This totally cracked me up today. In a segment called "Stay long: Market Pro" Mike Rubino, CEO of Rubino Financial, duped CNBC and pissed on the bulls parade.
Rubino was supposed to be bullish on the market and in the shorter term he did agree that he was a bull. However, a few seconds later, Rubino changed into his bear costume and began warning about how the Fed has created the "mother of all bubbles" and warned that the DOW might see 2,3,or 4,000 before all was said and done.
The other contributor in the segment(Scott Redler of T3live.com) was visibly irritated by Mike's comments and immediately went on the attack claiming that such dire predictions as DOW 4,000 are "irresponsible" and hurt market confidence.
Take a look below and I will have a retort following the video:
Question for you Scott: Who is the one being "irresponsible" here? Could it possibly be YOU??? Confidence and fundamentals are two totally different things.
Perhaps real confidence might be restored at DOW 4000? TRUE confidence will not be restored until the credit losses that remain hidden in the system are purged. I am not saying DOW 4000 is where we need to go to get there but I wouldn't say it's unreasonable.
Whatever the number is one thing remains clear: The sytem will lack confidence until the balance sheets are transparent and assets are accurately marked to market. No one is going to be confident owning bank stocks when they know that there are trillions of dollars in assets that aren't accurately marked to market.
Scott and the rest of the other bulltards Wall St remain in a state of denial about this critical piece of market fundamentals.
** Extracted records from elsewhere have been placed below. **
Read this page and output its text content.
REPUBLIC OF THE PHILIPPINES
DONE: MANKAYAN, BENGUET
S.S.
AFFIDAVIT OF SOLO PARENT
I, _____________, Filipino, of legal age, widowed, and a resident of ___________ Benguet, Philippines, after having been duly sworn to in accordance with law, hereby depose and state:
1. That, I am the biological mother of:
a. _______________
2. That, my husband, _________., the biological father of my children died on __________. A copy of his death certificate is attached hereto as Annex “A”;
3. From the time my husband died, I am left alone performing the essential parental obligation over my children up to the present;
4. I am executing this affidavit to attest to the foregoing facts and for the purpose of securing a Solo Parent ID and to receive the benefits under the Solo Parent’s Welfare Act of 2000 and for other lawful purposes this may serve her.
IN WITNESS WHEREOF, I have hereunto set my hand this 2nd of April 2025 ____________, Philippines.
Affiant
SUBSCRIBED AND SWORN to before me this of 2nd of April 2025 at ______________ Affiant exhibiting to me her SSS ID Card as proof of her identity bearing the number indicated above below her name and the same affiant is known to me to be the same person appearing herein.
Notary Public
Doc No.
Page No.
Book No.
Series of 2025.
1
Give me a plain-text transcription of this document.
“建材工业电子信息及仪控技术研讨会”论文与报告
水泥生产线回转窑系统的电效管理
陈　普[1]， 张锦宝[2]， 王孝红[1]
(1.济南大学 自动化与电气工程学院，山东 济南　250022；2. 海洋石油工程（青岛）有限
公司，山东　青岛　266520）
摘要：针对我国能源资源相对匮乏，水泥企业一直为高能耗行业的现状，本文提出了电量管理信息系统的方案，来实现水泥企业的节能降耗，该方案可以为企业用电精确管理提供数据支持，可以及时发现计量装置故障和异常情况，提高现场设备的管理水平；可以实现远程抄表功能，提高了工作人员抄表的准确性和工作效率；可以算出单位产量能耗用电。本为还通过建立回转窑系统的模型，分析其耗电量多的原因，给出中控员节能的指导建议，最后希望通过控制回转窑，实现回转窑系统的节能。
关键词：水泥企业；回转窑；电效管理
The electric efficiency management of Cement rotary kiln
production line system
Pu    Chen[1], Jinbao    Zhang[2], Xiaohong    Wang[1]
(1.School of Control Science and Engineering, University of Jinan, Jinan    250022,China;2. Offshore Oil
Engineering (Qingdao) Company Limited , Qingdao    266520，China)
They delusionally believe the market can just "grow out of this" despite 17% unemployment and trillion dollar debts.
Anyone that refuses to buy into their thinking is instantaneously demonized and labeled as being "irresponsible". In my eyes Scott is the one being irresponsible because he believes confidence is expressed in only one way: Higher stock prices.
This is total BS. The market lacks confidence because stocks are an absolute horror show fundamentally. The traders trade the tape and they are basically forced to go long thanks to Fed's QE printing press.
IMO, 90% of the pros that are long right now are not confident in how the markets are trading. I know a bunch of them who tell me behind the scenes that this market is a piece of garbage.
However, they are paid to make profits so they trade the trend no matter how ridiculous it is. If the bulls were really "confident" then guys like Scott wouldn't be so quick to attack someone that is bearish on the market.
The Bottom Line
CNBC really looks bad when they turn into a bunch of hacks. Shame on Mark Haines for piling it on after Mike made his bearish call. CNBC needs to look in the mirror when they wonder why their ratings have continually shrunk month after month.
When I look at the markets right now I see a bunch of nervous bulls that are concerned that their miraculous rally might be over.
The commodity trade got pummeled today despite the Fed claiming they are still worried about deflation. GLD got pummeled as gold dropped around $40 a share:
I thankfully sold out of a good chunk of my GLD a few weeks ago. However, I don't think the gold trade is done longer term.
Nonetheless: The inflationists need to mark this day on their calender because the commodities should not have reversed like this on a day where the Fed came out and said they plan on keeping the printing presses on.
I have a feeling the market might start getting infected with a deflation virus in the near term where we see the dollar rise and stocks and commodities fall.
However, it's hard to make a call on stocks when you watch the tape. The HFT's make the tape so choppy day after day as they buy and sell stocks in a matter of seconds. Trng Identify trend changes are almost impossible when I look at this tape.
I was told by an insider that it's gotten so bad on the trading floor that the specialists basically only pay attention during the first and last hours of trading because everything in between is a bunch of quant nonsense that means nothing.